Comparison of cell morphology and biphasic actin response at different stages of development. (A) Wild-type (WT) cells chemotaxing in cAMP gradients. Typical examples of cells at 5- and 7-h stage are shown. (B) Actin polymerization assay in 5- and 7-h stage WT cells. Data shown are average of five independent experiments.

Figure 6

(facing page). Analysis of wild-type (WT) cells at the 5-h stage in the absence and presence of LY and at the 7-h stage switching directions after micropipette repositioning. (A) Fluorescent images of cells switching direction in response to new cAMP gradient. Relative times between frames are indicated on images. (See videos 6a-6c in supplementary data.) (B) Quantification of the “delay time” required for switching direction.
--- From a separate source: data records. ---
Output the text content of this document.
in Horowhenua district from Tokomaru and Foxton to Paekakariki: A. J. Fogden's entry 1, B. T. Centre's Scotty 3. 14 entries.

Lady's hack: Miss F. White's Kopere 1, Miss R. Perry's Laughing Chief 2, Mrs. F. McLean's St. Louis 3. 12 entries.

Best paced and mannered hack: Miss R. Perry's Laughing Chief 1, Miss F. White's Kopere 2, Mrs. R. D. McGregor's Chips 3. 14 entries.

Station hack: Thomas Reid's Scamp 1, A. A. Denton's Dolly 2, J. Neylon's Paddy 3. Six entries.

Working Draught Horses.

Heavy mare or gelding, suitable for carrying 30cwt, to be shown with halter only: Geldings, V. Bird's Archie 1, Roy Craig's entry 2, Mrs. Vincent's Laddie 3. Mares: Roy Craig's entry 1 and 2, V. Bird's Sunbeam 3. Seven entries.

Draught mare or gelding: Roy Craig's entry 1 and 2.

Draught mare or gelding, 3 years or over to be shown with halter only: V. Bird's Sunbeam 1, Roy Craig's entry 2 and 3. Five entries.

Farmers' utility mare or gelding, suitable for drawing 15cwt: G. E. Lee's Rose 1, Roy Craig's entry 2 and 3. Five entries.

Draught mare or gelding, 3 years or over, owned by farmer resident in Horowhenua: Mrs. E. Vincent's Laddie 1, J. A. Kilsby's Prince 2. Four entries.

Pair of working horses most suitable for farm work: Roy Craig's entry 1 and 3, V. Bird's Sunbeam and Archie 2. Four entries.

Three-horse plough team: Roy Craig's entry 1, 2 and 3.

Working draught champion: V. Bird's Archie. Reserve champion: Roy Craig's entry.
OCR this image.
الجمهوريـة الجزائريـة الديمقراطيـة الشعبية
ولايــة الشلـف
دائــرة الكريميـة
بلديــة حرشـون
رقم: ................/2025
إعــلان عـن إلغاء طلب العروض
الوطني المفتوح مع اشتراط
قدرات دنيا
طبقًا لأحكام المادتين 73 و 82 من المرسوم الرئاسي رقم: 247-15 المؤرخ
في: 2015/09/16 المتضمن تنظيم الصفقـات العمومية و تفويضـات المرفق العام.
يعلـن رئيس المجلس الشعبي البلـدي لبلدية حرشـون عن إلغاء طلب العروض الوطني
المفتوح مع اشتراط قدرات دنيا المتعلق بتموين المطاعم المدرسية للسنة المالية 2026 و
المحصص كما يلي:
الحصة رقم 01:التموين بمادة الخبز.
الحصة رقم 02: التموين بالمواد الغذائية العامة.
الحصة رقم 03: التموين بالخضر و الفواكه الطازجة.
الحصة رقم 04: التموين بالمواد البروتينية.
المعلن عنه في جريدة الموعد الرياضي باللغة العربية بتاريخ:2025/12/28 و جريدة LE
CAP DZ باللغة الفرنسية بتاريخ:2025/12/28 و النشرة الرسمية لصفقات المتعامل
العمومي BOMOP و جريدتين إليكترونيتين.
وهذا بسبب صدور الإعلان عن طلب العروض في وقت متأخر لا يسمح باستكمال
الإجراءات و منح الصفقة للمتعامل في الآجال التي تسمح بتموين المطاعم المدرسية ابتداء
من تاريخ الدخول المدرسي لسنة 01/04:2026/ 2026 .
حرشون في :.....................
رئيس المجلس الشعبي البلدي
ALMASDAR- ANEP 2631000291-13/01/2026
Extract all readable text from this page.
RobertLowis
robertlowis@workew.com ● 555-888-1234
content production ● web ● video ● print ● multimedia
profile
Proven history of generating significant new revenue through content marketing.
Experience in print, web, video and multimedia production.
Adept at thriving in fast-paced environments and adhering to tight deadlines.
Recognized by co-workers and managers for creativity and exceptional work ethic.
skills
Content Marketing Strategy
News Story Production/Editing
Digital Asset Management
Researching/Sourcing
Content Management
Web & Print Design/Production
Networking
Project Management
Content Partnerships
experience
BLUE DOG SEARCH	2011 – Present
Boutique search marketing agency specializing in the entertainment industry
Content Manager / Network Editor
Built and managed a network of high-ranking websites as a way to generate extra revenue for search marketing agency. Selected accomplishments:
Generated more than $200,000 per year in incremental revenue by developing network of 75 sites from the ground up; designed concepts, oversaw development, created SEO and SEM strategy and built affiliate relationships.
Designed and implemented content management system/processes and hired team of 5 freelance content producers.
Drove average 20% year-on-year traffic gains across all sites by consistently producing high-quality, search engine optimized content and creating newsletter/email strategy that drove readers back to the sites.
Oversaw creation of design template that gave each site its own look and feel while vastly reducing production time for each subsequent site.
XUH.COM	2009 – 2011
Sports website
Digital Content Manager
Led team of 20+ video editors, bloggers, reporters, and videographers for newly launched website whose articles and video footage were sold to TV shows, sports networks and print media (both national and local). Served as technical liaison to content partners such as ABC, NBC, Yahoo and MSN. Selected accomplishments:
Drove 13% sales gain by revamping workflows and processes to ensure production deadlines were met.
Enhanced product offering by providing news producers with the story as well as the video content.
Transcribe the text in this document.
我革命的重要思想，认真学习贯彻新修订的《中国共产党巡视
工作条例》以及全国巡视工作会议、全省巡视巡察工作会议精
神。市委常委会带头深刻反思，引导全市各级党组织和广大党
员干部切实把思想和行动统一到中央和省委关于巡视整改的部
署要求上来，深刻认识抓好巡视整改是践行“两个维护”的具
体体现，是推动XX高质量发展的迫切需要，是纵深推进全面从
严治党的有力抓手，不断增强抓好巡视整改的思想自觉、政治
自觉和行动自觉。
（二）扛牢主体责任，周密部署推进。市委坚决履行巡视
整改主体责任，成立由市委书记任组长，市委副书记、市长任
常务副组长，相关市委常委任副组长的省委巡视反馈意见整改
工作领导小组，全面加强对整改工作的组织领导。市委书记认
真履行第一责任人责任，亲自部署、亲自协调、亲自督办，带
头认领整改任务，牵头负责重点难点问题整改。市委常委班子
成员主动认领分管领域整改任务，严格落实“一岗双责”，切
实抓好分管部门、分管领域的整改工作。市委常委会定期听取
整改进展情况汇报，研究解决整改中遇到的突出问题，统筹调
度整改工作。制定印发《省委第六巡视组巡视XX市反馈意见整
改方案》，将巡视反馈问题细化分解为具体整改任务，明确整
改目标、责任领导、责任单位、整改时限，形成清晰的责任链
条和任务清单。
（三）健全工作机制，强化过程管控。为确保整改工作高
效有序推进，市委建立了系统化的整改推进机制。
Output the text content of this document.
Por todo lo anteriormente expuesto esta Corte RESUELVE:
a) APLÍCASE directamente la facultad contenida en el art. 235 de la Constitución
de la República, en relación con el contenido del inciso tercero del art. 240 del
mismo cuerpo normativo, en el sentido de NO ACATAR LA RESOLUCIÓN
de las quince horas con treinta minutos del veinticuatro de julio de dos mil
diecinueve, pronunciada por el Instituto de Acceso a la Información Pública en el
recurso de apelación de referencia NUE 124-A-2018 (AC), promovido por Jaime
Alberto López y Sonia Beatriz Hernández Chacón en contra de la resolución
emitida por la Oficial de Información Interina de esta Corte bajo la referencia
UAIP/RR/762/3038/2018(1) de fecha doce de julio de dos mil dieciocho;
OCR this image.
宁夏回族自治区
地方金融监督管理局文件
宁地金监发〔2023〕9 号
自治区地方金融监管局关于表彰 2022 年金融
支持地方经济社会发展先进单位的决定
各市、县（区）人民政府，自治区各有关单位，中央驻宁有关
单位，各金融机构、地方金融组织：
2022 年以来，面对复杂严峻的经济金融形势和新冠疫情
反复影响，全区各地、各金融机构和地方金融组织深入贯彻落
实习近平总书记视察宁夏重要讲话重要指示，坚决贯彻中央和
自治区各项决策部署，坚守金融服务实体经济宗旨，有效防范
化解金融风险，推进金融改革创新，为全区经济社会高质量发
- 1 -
Time between frames was 10 s. The time required for the leading edge to display sustained movement for two continuous frames toward the micropipette was determined. Number of events were binned in 20-s intervals and plotted as a histogram. One direction switch was considered one event. Five independent experiments (22 cells, 98 events) were quantified for 5-h stage WT cells. Seven independent experiments were quantified for both 30 μM LY-treated WT cells (22 cells, 41 events) and 7-h stage WT cells (30 cells, 63 events). Three independent experiments were quantified for both pten^- (11 cells and 79 events) and pten^- plus LY (19 cells and 31 events).